Students can expect a construction-free school year
NEW CUMBERLAND – For the first time since 2010, students in Hancock County will start the new school year without any major construction projects competing for their attention.
Students will return to class on Wednesday. Teachers began the 2014-15 school year on Monday.
Superintendent Suzan Smith is reveling in the fact that the construction projects tied to the 2010 bond call are behind her.
“It’s a good feeling to know that they’re all completed and the students can enjoy (the buildings),” Smith said. “I have to give the students and the faculty a lot of credit because they have had to work with construction going on around them.”
The last project to be completed was the construction of Weirton Elementary School, which was dedicated on Aug. 10. The building will serve more than 900 students from pre-kindergarten to the fourth grade, replacing Weirton Heights, Broadview and Liberty elementary schools.
All that remains of the bond call projects is the demolition of the three old Weirton elementary school buildings this fall, Smith said.
Ron Blatt, project manager for Project and Construction Services Inc. of Wheeling, told the school board recently that the $26 million project came in under budget.
“For a bond call project of this size to be under budget – any board of education would be pleased to have the results you had. I can’t say enough about it,” Blatt said.
The cost included construction, land acquisition, site work, architecture and construction management fees, and “soft” costs such as insurance and permits, he said.
Board President Jerry Durante credited the voters of Hancock County for passing the $37 million bond levy in November 2010, which prompted a $19 million match from the West Virginia School Building Authority.
“I’m still amazed that the people in Hancock County passed this because these have been hard times,” he said.
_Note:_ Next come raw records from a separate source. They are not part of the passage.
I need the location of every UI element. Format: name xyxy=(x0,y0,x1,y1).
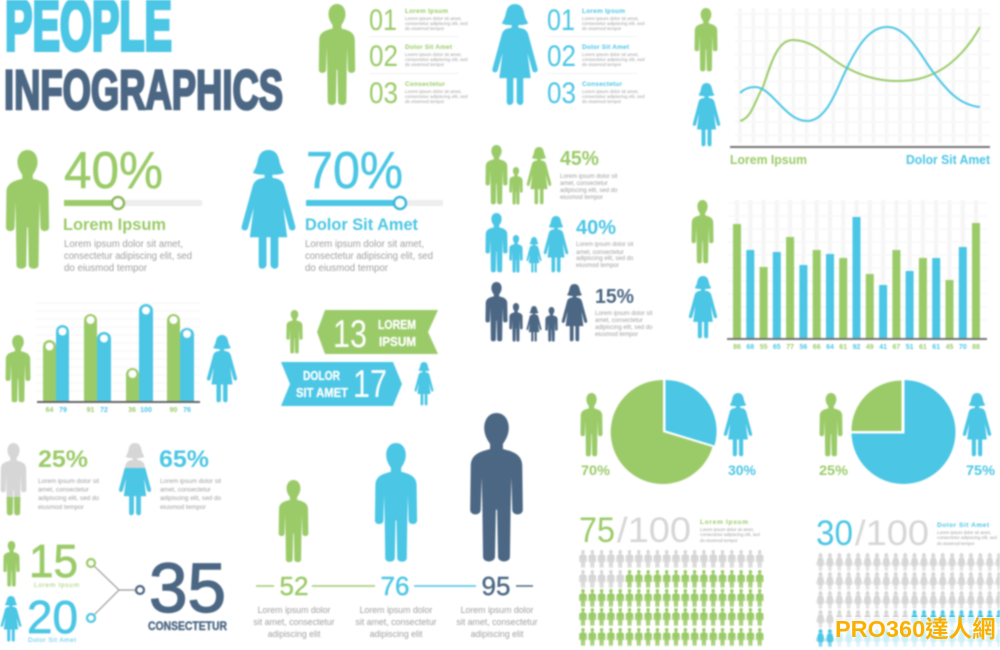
timeline: 95 xyxy=(482,571,510,601)
panel: sum diagram: CONSECTETUR xyxy=(148,619,227,633)
icon: woman xyxy=(1,596,21,642)
captions: Lorem ipsum dolor xyxy=(258,605,330,615)
icon: man filled xyxy=(1,443,26,515)
panel: 40 percent man: consectetur adipiscing elit, sed xyxy=(64,251,192,262)
numbered items: Consectetur xyxy=(582,81,622,88)
numbered items: do eiusmod tempor xyxy=(405,26,445,31)
timeline xyxy=(256,571,533,601)
bar values: 88 xyxy=(972,344,980,351)
bar values: 45 xyxy=(946,344,953,351)
numbered items: do eiusmod tempor xyxy=(405,62,445,67)
panel: pie 25/75 xyxy=(819,380,995,484)
panel: 75 of 100 xyxy=(579,511,764,646)
numbered items: Lorem Ipsum xyxy=(582,8,625,15)
numbered items: do eiusmod tempor xyxy=(582,62,622,67)
panel: pie 70/30: 30% xyxy=(728,463,756,478)
icon: woman xyxy=(207,335,237,402)
panel: pie 25/75: 75% xyxy=(966,463,995,478)
icon: woman xyxy=(689,276,717,338)
panel: family 40 percent: Lorem ipsum dolor sit xyxy=(576,242,634,248)
icon: navy man xyxy=(470,413,523,561)
panel: vertical bar chart xyxy=(689,200,987,351)
panel: numbered list man xyxy=(319,4,468,110)
green ribbon: IPSUM xyxy=(379,335,416,349)
panel: family 45 percent xyxy=(485,145,618,205)
bar values: 61 xyxy=(919,344,927,351)
bar values: 92 xyxy=(853,344,860,351)
panel: sum diagram: 15 xyxy=(29,535,78,587)
panel: sum diagram: Dolor Sit Amet xyxy=(28,637,76,644)
icon: woman xyxy=(724,393,752,456)
bar values: 41 xyxy=(879,344,887,351)
numbered items xyxy=(369,4,468,110)
icon: woman filled xyxy=(119,443,151,515)
bars xyxy=(733,217,980,339)
captions: sit amet, consectetur xyxy=(253,617,335,627)
panel: 25 percent: eiusmod tempor xyxy=(38,504,85,511)
numbered items xyxy=(547,4,645,110)
blue ribbon: SIT AMET xyxy=(296,386,348,400)
panel: family 45 percent: 45% xyxy=(560,148,599,170)
green ribbon xyxy=(317,310,438,356)
blue ribbon xyxy=(281,362,402,406)
panel: family 15 percent: Lorem ipsum dolor sit xyxy=(595,311,653,317)
icon: woman xyxy=(242,150,295,269)
numbered items: Dolor Sit Amet xyxy=(405,44,453,51)
panel: 30 of 100 xyxy=(816,514,1000,647)
numbered items: Lorem ipsum dolor sit amet, xyxy=(405,52,462,57)
green ribbon: LOREM xyxy=(378,318,416,332)
bar values: 72 xyxy=(100,407,108,414)
bar values xyxy=(46,407,191,414)
panel: 75 of 100: /100 xyxy=(617,511,691,550)
panel: family 40 percent: 40% xyxy=(576,217,616,239)
bar values: 65 xyxy=(773,344,781,351)
panel: 70 percent woman: 70% xyxy=(306,142,403,200)
numbered items: consectetur adipiscing elit, sed xyxy=(405,21,468,26)
icon: man xyxy=(286,310,303,354)
bar values: 100 xyxy=(140,407,152,414)
panel: family 15 percent xyxy=(485,282,653,342)
panel: family 45 percent: eiusmod tempor xyxy=(560,195,603,201)
panel: 75 of 100: Lorem Ipsum xyxy=(700,519,748,526)
pictogram grid xyxy=(579,550,764,646)
legend labels xyxy=(730,153,991,167)
panel: family 40 percent xyxy=(485,213,634,273)
numbered items: 03 xyxy=(547,77,576,110)
panel: family 15 percent: adipiscing elit, sed do xyxy=(595,325,653,331)
panel: family 40 percent: adipiscing elit, sed do xyxy=(576,256,634,262)
numbered items: Dolor Sit Amet xyxy=(582,44,630,51)
panel: 40 percent man: do eiusmod tempor xyxy=(64,263,148,274)
legend labels: Lorem Ipsum xyxy=(730,153,807,167)
icon: man xyxy=(319,4,355,105)
numbered items: 02 xyxy=(369,40,398,73)
panel: 30 of 100: /100 xyxy=(855,514,929,553)
icon: man xyxy=(691,200,714,263)
panel: family 45 percent: Lorem ipsum dolor sit xyxy=(560,174,618,180)
panel: 70 percent woman: Lorem ipsum dolor sit amet, xyxy=(305,239,424,250)
bar values: 76 xyxy=(183,407,191,414)
title: INFOGRAPHICS xyxy=(4,58,283,121)
numbered items: Lorem ipsum dolor sit amet, xyxy=(582,16,639,21)
timeline: 76 xyxy=(381,571,409,601)
panel: 70 percent woman xyxy=(242,142,443,274)
panel: 70 percent woman: do eiusmod tempor xyxy=(305,263,389,274)
pie chart xyxy=(611,380,717,484)
numbered items: 01 xyxy=(369,4,397,37)
icon: woman xyxy=(492,4,538,105)
bar values: 79 xyxy=(59,407,67,414)
captions: Lorem ipsum dolor xyxy=(461,605,533,615)
numbered items: consectetur adipiscing elit, sed xyxy=(582,57,645,62)
panel: family 40 percent: eiusmod tempor xyxy=(576,263,619,269)
bar values: 51 xyxy=(906,344,914,351)
panel: rounded bar chart xyxy=(6,303,237,414)
numbered items: Lorem Ipsum xyxy=(405,8,448,15)
numbered items: consectetur adipiscing elit, sed xyxy=(405,57,468,62)
bar values: 68 xyxy=(746,344,754,351)
panel: sum diagram xyxy=(1,535,227,644)
icon: woman xyxy=(415,362,433,406)
bar values: 64 xyxy=(826,344,834,351)
panel: sum diagram: 35 xyxy=(149,549,226,627)
panel: 65 percent: Lorem ipsum dolor sit xyxy=(160,478,221,485)
blue curve xyxy=(740,27,980,121)
panel: 30 of 100: Lorem ipsum dolor sit amet, xyxy=(937,530,991,535)
bar values: 70 xyxy=(959,344,967,351)
bar values: 67 xyxy=(893,344,900,351)
panel: 40 percent man xyxy=(6,142,202,274)
panel: 40 percent man: Lorem Ipsum xyxy=(63,215,166,234)
numbered items: Consectetur xyxy=(405,81,445,88)
pictogram grid xyxy=(816,553,1000,647)
icon: woman xyxy=(963,393,991,456)
panel: 25 percent: amet, consectetur xyxy=(38,486,90,494)
bar knobs xyxy=(46,306,191,378)
bar values xyxy=(733,344,980,351)
blue ribbon: DOLOR xyxy=(303,369,340,383)
panel: 65 percent: eiusmod tempor xyxy=(160,504,207,511)
captions xyxy=(253,605,538,639)
panel: 30 of 100: Dolor Sit Amet xyxy=(937,522,990,529)
captions: sit amet, consectetur xyxy=(456,617,538,627)
captions: sit amet, consectetur xyxy=(355,617,437,627)
panel: ribbons xyxy=(281,310,438,406)
numbered items: Lorem ipsum dolor sit amet, xyxy=(405,89,462,94)
icon: man xyxy=(3,541,20,587)
panel: pie 25/75: 25% xyxy=(819,463,848,478)
bar values: 86 xyxy=(733,344,741,351)
numbered items: consectetur adipiscing elit, sed xyxy=(405,94,468,99)
bar values: 55 xyxy=(760,344,768,351)
numbered items: do eiusmod tempor xyxy=(582,26,622,31)
numbered items: do eiusmod tempor xyxy=(405,99,445,104)
icon: green man xyxy=(279,480,308,562)
captions: adipiscing elit xyxy=(370,629,423,639)
bar values: 77 xyxy=(786,344,794,351)
panel: pie 70/30 xyxy=(580,380,756,484)
captions: adipiscing elit xyxy=(471,629,524,639)
title xyxy=(4,0,283,121)
bar values: 61 xyxy=(839,344,847,351)
icon: blue man xyxy=(375,443,417,562)
numbered items: Lorem ipsum dolor sit amet, xyxy=(582,52,639,57)
panel: family 40 percent: amet, consectetur xyxy=(576,250,624,256)
bar values: 36 xyxy=(128,407,136,414)
panel: 25 percent: adipiscing elit, sed do xyxy=(38,495,100,502)
panel: family 15 percent: amet, consectetur xyxy=(595,318,643,324)
panel: 65 percent: amet, consectetur xyxy=(160,486,212,494)
panel: 30 of 100: 30 xyxy=(816,514,853,553)
icon: man xyxy=(695,8,717,71)
panel: pie 70/30: 70% xyxy=(581,463,610,478)
panel: 70 percent woman: consectetur adipiscing elit, sed xyxy=(305,251,433,262)
bar values: 91 xyxy=(87,407,94,414)
panel: 25 percent xyxy=(1,443,100,515)
legend labels: Dolor Sit Amet xyxy=(906,153,991,167)
slider xyxy=(64,197,202,209)
panel: 30 of 100: do eiusmod tempor xyxy=(937,541,975,546)
panel: 65 percent: 65% xyxy=(159,446,209,473)
panel: 25 percent: Lorem ipsum dolor sit xyxy=(38,478,99,485)
panel: 75 of 100: 75 xyxy=(579,511,615,550)
numbered items: 03 xyxy=(369,77,398,110)
captions: adipiscing elit xyxy=(268,629,321,639)
panel: 40 percent man: Lorem ipsum dolor sit amet, xyxy=(64,239,183,250)
panel: 65 percent: adipiscing elit, sed do xyxy=(160,495,222,502)
icon: man xyxy=(580,393,603,456)
numbered items: do eiusmod tempor xyxy=(582,99,622,104)
numbered items: consectetur adipiscing elit, sed xyxy=(582,94,645,99)
numbered items: consectetur adipiscing elit, sed xyxy=(582,21,645,26)
panel: numbered list woman xyxy=(492,4,645,110)
bars xyxy=(43,304,194,402)
panel: sum diagram: 20 xyxy=(27,591,78,643)
panel: height comparison xyxy=(253,413,538,639)
connector xyxy=(87,559,144,622)
panel: 30 of 100: consectetur adipiscing elit, sed xyxy=(937,535,997,540)
panel: family 15 percent: 15% xyxy=(595,286,634,308)
bar values: 64 xyxy=(46,407,53,414)
slider xyxy=(306,197,443,209)
panel: family 45 percent: adipiscing elit, sed do xyxy=(560,188,618,194)
captions: Lorem ipsum dolor xyxy=(360,605,432,615)
panel: 75 of 100: Lorem ipsum dolor sit amet, xyxy=(700,527,754,532)
pie chart xyxy=(851,380,955,484)
panel: 70 percent woman: Dolor Sit Amet xyxy=(305,215,418,234)
numbered items: 01 xyxy=(547,4,575,37)
numbered items: Lorem ipsum dolor sit amet, xyxy=(405,16,462,21)
bar values: 90 xyxy=(170,407,177,414)
watermark: PRO360達人網 xyxy=(835,616,996,642)
panel: 65 percent xyxy=(119,443,222,515)
panel: 75 of 100: consectetur adipiscing elit, sed xyxy=(700,532,760,537)
blue ribbon: 17 xyxy=(353,363,387,406)
panel: line chart xyxy=(693,8,991,167)
panel: 75 of 100: do eiusmod tempor xyxy=(700,538,738,543)
timeline: 52 xyxy=(280,571,308,601)
numbered items: Lorem ipsum dolor sit amet, xyxy=(582,89,639,94)
icon: woman xyxy=(693,83,720,146)
green ribbon: 13 xyxy=(333,313,367,356)
bar values: 66 xyxy=(813,344,821,351)
icon: man xyxy=(6,335,30,402)
bar values: 61 xyxy=(932,344,940,351)
panel: 40 percent man: 40% xyxy=(64,142,163,200)
bar values: 49 xyxy=(866,344,874,351)
panel: 25 percent: 25% xyxy=(38,446,88,473)
panel: family 15 percent: eiusmod tempor xyxy=(595,332,638,338)
panel: family 45 percent: amet, consectetur xyxy=(560,181,608,187)
bar values: 56 xyxy=(800,344,807,351)
icon: man xyxy=(820,393,842,456)
icon: man xyxy=(6,150,49,269)
panel: sum diagram: Lorem Ipsum xyxy=(34,582,79,589)
numbered items: 02 xyxy=(547,40,576,73)
green curve xyxy=(740,27,980,121)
Durante also gave credit to Smith. “It’s been a real challenge, but she’s seen it through,” he said. “People need to realize – we did every school in this county.”
In addition to the new school, the bond levy paid for the construction of multi-sports complexes at Oak Glen and Weir high schools; a new wrestling room at Oak Glen Middle School; major renovation and additions to Allison and New Manchester elementary schools; new science labs and restrooms for the high schools; and new heating, ventilating and air conditioning for the John D. Rockefeller IV Career Center.
The lack of construction activity, however, doesn’t mean that the new school year will be an uneventful one. Here are some other changes facing Hancock County Schools:
* Fourteen Weirton school buses will now be based out of the New Cumberland bus garage as a cost-saving measure, despite the objections of some bus drivers, and the high school and middle school bus routes will be consolidated.
* Oak Glen High School has a new principal – David Smith – and two new assistant principals – Kevin Logue and Carla Carinci-Bell. Logue was a special education teacher at OGHS, and Carinci-Bell was an assistant principal at Weir Middle School.
Smith, 45, comes to the head principal’s job with one year of experience as an assistant principal at OGHS, seven years as an assistant at OGMS and two years at Weir Middle.
Previously, he taught special education for two years at Allison Elementary and eight years at OGHS, where he also coached basketball.
“I have a lot of ties to the school and to the community. I’ve really wanted to be a part of the community my whole life, so it’s been a nice transition for me,” said Smith, who graduated from OGHS in 1987.
* This is the first school year in which West Virginia districts have up to 48 weeks to reach the required 180 instructional days and to make up any days lost to weather. In 2014-15, Hancock County Schools decided to have more out-of-school days “built in” to lessen the chances of the school year going long.
* Hancock County’s three elementary schools will have prevention resources officers (PRO) assigned to them for the first time since the PRO program was introduced in 1998.
Hancock County is believed to be the first school district in West Virginia to assign officers to elementary schools. They are Hancock County sheriff’s deputies: Brian Hissam (Weirton Elementary); Scott Gittings (Allison Elementary); and Doug Wade (New Manchester Elementary).
The other resource officers are Deputy James McGaffick (OGHS) and Deputy Brian Cunningham (OGMS).
* The Common Core State Standards Initiative continues to be implemented at the class level. “We’re phasing it in right now,” Smith said.
* This is the second year for the trimester schedule at the county high schools. OGHS Principal David Smith said the schedule has been “tweaked” to work better this year.
“Me being here for a year definitely gave me an understanding of the trimester schedule, not that it’s an easy schedule to work with. We were able to do some things with it,” he said.
* The school district expects to launch its Hancock County Cyber Academy, believed to be the first public online school in West Virginia, in the second trimester.